せっかくポポイと二人で練りこんだ【草薙カッツバルゲルズ】を、
一番喜んで欲しかったデュランに真正面から否定されたケヴィンは、
哀しげに耳をへたらせ、リースの胸に飛び込んで泣き出してしまった。
純粋な子供の計らいをバッサリ切り捨てたデュランへ冷ややかな視線が集中する。


「だ、だってよ、ケヴィンが考えたなんて思わねぇだろ?
 俺はてっきりマサルあたりがセンスの無さを披露して………」
「ほらまた! あんた、弁明してるつもりでも、
 かっきりケヴィンをセンスが無いっていじめてるからね、それ」
「しかも今の口振りだと、
 最初からケヴィンと知っていれば否定しなかったような言い方ではないですか。
 それはケヴィンに対してあまりに失礼ですっ」
「くあああーッ!! うるっせぇッ!!
 ネーミングくらいでガタガタ抜かすんじゃねぇッ!!」
「ぎゃくぎれでちか。さいてーでち。
 これでデュランしゃんは、はなせばわかるぶんめいじんでなく、
 にんげんごすらつうようしないげんしじんであることがはんめいしたでちよ。
 さっさともりへかえるでち、このできそこないるいじんえんが」


デュランが悲鳴を上げた頃、「着いたぞ、ここが炎の谷【インフェルノ】の入り口だ」と
フレイムカーンによって【オアシス・オブ・ディーン】の碇が
【インフェルノ】近くに引き下ろされた。


「ホーク………」


砂の海へこんもりと浮かび上がった岩石の大口へ
誰よりも早く駆け出そうとするホークアイの背中をジェシカが呼び止める。


「………ひさしぶりにジェシカの手料理が食べたいな、俺。
 だから、“三人分”、こさえて待っててくれよ?」
「三人分………うん、わかった。
 腕によりをかけて、それで、…三人分の食卓で待ってるから」
「おう、ジェシカ。
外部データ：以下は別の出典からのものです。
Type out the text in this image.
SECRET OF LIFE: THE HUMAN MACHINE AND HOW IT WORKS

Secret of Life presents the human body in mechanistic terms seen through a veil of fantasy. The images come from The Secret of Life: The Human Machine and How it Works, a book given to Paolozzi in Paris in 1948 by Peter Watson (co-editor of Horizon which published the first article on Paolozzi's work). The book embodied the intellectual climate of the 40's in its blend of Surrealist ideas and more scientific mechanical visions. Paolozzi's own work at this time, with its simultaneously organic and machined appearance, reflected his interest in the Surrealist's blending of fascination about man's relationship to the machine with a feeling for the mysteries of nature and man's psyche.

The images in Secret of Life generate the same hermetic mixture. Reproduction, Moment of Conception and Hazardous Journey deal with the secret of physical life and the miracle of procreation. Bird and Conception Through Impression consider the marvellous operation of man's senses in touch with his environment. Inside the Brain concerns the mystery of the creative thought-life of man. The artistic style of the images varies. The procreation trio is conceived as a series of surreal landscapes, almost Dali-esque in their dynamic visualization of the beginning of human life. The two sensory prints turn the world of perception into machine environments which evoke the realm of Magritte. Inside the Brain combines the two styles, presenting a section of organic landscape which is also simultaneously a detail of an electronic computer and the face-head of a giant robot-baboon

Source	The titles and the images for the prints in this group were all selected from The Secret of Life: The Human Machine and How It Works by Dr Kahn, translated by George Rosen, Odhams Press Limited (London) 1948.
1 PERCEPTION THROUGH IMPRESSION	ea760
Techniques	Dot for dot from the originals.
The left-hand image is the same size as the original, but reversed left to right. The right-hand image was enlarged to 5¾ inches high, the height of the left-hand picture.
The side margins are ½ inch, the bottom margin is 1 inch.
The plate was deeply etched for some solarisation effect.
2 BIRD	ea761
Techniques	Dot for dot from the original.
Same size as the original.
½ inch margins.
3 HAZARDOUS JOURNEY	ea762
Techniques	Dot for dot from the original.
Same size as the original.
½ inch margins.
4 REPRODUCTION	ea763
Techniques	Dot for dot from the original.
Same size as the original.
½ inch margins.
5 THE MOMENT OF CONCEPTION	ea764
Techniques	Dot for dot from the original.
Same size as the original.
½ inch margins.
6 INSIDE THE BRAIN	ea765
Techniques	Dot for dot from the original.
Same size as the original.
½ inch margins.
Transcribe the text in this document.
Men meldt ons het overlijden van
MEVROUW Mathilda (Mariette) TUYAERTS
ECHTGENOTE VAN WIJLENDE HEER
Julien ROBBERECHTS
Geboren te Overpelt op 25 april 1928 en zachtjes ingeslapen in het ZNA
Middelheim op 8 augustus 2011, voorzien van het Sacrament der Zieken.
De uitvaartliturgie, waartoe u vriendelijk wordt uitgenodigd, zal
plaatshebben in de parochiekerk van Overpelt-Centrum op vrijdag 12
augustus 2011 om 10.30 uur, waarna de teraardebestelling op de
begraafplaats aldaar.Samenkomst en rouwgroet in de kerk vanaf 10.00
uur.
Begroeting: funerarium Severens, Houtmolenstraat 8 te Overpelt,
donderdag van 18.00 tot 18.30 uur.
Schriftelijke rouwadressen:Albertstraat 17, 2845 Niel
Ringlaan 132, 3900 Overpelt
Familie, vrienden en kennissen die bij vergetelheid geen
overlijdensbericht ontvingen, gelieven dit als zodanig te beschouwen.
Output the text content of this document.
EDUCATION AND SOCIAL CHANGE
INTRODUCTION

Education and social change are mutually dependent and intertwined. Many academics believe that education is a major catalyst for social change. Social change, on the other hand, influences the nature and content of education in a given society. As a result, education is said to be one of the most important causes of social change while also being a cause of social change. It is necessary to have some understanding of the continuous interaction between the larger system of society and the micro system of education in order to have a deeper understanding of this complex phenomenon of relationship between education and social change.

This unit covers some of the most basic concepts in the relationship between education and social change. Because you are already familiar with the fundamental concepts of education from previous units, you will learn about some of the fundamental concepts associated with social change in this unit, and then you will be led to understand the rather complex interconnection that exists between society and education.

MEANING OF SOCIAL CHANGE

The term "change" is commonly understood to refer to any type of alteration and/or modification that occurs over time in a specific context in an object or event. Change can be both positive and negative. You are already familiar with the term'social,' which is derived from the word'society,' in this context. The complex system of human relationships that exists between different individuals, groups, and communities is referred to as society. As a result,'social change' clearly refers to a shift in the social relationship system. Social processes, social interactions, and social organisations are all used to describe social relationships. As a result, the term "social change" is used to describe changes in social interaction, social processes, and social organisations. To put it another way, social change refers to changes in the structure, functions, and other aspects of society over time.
三人分と言わず、目一杯こさえてもらわないと困るぞ。
 俺たちやデュラン君たちの分を忘れてくれるなよ」
「おいおい、病み上がりにムチャさせんじゃないよ。
 …ま、メインマストを半壊させられるようなら問題ないだろうけどさ」
「あッ、あれは操られてたからであって、普段の私はあんなに…ッ」
「操られていたのは身体の自由だけで、パワーは自前だろ?
 おっかねぇおっかねぇ、俺も気をつけなくっちゃな」
「〜〜〜ッ! もうッ、早く行っちゃえぇっ!」
「うわッ!? バッ、じょ、冗談を間に受けんじゃ―――」


好きな娘をいじめてしまうのはオトコノコのどうしようもない心理だが、
それに対するしっぺ返しとしては、ジェシカのドロップキックはあまりに強烈で、
プンプンな乙女心の直撃を受けたホークアイは甲板から放り出され、
真っ逆様に砂の海へ吸い込まれていった。